Amidst the media hype about Artificial Intelligence (AI)’s ability to replace physicians, we forget a fundamental truth: AI without a pathologist is merely a blind algorithm.
We often see visually impressive technical tools that fail miserably when applied in real laboratory workflows. The reason is simple and critical: the absence of clinical context.
In this article, we discuss why the pathologist’s presence at the heart of AI development is not just an “addition” but essential for a project’s survival, drawing insights from field experts like Dr. Diana Montezuma (Head of R&D at IMP Diagnostics).
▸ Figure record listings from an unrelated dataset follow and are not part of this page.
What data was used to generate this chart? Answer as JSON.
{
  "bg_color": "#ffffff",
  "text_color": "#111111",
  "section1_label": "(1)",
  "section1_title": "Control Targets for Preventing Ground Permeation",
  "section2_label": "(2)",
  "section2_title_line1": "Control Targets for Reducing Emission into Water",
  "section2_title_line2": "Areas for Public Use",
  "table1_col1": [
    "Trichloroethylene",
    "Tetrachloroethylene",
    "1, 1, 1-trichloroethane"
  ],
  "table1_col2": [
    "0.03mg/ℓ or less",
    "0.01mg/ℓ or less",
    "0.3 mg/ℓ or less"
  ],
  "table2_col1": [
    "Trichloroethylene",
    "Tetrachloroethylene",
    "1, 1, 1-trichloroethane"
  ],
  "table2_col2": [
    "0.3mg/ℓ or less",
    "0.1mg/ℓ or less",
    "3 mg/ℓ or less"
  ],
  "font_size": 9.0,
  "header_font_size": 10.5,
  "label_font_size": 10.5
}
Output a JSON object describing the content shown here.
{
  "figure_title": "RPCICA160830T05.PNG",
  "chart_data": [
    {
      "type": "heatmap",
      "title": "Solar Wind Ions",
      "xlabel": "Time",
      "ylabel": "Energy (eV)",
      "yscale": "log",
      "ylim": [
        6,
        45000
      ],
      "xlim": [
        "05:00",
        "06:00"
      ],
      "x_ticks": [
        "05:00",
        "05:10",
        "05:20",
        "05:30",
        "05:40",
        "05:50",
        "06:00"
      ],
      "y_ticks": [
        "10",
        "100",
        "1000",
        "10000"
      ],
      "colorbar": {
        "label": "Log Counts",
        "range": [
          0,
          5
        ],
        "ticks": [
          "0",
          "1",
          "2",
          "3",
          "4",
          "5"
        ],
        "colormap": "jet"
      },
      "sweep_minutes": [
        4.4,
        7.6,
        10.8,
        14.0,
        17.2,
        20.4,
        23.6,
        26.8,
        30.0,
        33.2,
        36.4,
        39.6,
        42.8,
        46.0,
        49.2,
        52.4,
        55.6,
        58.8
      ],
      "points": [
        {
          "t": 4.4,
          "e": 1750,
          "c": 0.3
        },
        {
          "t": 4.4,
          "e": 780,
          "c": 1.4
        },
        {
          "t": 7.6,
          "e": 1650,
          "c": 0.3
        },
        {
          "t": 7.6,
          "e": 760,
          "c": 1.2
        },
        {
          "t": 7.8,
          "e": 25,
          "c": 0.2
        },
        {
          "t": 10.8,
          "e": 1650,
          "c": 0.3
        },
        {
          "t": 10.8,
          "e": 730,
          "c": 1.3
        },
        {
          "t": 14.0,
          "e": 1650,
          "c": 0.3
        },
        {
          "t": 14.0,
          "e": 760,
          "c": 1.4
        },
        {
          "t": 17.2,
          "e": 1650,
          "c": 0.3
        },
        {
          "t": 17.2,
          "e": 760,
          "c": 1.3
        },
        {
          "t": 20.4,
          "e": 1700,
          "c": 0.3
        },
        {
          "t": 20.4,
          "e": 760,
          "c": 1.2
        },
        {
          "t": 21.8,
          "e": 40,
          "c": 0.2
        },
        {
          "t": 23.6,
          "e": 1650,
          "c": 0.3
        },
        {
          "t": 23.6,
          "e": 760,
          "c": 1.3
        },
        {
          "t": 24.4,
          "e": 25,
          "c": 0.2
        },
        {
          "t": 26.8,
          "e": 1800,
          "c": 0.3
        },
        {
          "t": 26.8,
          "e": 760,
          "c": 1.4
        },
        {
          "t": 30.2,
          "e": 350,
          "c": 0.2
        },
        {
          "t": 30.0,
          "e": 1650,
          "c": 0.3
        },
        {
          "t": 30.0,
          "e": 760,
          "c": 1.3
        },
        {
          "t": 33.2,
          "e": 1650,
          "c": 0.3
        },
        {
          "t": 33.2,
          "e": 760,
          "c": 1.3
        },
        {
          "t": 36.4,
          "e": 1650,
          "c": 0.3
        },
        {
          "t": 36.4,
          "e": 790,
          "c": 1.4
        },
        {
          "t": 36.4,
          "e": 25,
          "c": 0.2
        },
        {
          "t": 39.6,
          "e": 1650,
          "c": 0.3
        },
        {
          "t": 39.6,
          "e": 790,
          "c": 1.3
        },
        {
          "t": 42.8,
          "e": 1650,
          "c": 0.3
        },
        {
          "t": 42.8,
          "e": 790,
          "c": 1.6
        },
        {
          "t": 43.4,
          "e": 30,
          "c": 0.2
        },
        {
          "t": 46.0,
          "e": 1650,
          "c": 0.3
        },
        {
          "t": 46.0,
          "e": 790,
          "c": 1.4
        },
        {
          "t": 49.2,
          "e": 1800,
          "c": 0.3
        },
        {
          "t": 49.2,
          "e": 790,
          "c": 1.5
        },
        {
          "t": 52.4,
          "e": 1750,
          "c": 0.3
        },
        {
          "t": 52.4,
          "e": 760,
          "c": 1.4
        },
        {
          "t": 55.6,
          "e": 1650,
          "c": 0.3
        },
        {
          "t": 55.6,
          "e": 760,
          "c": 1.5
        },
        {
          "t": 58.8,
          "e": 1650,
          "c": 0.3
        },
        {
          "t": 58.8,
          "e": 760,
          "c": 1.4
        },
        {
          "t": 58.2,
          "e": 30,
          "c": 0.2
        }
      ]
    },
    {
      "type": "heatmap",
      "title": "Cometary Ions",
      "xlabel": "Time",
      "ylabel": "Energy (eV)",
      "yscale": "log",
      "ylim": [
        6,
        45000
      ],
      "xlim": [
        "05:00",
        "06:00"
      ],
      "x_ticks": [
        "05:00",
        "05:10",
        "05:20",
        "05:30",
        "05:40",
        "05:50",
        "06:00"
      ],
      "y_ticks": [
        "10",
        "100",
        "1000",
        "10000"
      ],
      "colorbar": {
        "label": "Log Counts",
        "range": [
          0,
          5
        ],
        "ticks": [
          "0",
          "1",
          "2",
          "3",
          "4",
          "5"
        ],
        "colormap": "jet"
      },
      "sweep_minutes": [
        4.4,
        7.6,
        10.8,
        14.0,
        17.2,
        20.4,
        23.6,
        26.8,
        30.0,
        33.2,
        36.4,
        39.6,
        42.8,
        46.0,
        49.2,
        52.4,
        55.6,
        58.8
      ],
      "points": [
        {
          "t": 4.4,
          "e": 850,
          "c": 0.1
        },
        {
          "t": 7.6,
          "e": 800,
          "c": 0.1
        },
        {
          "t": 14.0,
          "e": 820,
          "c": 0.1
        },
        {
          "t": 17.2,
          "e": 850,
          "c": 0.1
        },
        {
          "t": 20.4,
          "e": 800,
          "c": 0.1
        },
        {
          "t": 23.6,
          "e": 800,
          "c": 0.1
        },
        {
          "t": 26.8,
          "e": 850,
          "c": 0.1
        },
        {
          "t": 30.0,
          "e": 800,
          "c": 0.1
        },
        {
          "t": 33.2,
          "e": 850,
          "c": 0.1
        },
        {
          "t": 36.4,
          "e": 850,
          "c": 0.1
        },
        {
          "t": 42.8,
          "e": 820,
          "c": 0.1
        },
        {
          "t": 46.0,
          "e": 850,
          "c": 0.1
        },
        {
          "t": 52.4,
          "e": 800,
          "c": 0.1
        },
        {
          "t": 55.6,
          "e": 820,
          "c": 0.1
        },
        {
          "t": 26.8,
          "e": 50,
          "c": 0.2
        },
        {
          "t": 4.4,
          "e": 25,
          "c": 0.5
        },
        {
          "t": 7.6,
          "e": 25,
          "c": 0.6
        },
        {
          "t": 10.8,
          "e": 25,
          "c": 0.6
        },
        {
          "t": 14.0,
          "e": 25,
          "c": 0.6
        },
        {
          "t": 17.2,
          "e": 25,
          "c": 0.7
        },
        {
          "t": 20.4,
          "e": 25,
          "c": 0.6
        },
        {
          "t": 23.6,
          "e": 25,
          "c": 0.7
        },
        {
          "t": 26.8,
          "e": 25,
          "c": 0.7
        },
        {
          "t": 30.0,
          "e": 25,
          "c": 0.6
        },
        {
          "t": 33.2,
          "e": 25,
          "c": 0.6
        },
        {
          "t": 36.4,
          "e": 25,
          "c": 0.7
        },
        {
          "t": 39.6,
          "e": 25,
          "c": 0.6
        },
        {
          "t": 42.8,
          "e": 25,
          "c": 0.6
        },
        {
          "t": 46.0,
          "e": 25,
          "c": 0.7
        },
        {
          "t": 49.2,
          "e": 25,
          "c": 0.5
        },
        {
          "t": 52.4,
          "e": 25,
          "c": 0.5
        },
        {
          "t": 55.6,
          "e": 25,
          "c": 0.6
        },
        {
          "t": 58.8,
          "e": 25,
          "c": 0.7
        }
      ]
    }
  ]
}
1. A Lesson from the Past: Don’t Repeat the Mistakes of Viewers
Do you remember the first generation of Digital Pathology Viewers? They were catastrophic.
The reason was that they were developed by brilliant programmers who had never spent a single day behind a microscope. The result was software lacking the most basic tools a pathologist needs for daily diagnosis.
The same scenario is repeating today with AI. If the pathologist is not involved in algorithm design from “day one,” the result will be a technically impressive tool that is clinically “unusable.”
2. Pathology is Not an “Exact Science” as Programmers Assume
One of the biggest shocks data engineers face when entering our field is discovering that pathology is not 1+1=2.
The programmer sees: data, pixels, and absolute numbers.
The pathologist sees: biological variability, disease context, and subjectivity in assessment.
This “technical ambiguity” is the essence of medicine. The programmer needs a pathologist to explain that variations in cell morphology do not necessarily indicate a different pattern; they might just be an artifact. Without this guidance, algorithms will train on “noise” instead of true signals.
3. Where Does the Real Value Lie? (Not Just in Speed)
There’s a misconception that AI is only here to accelerate routine work. The truth is, pathologists are already very fast and efficient, and the cost of routine “eyeball” diagnosis is relatively low. Therefore, tools that merely attempt to “mimic” what we do quickly often fail to prove their economic viability.
The real revolution lies in “what the eye cannot see”:
Predicting treatment response (Predictive Biomarkers).
Precise quantitative analysis (Quantification) that surpasses human estimation.
Extracting genomic information from tissue images (Prognostics).
This is where we need AI: to be a “super lens” that sees what we cannot, not just an assistant performing routine tasks.
4. Ultimate Responsibility: Human First
No matter how technology evolves, the ethical and legal question remains: who bears responsibility?
An algorithm cannot be sued, nor does it hold a “license to practice.” Responsibility always rests with the human physician.
As a recent Time Magazine article noted, AI may revolutionize, but it lacks “compassion” and “complex clinical judgment” (Critical Thinking). Therefore, leadership must remain with humans, while AI acts as a smart and reliable co-pilot.
Conclusion
The message is clear for developers and for us as physicians: a multidisciplinary approach is the solution.
The future of digital pathology cannot be built in closed server rooms. Algorithms must be developed hand-in-hand with those who will use them.
If you are a pathologist, do not fear technology; instead, participate in its creation to ensure it serves your patients, rather than increasing your burdens.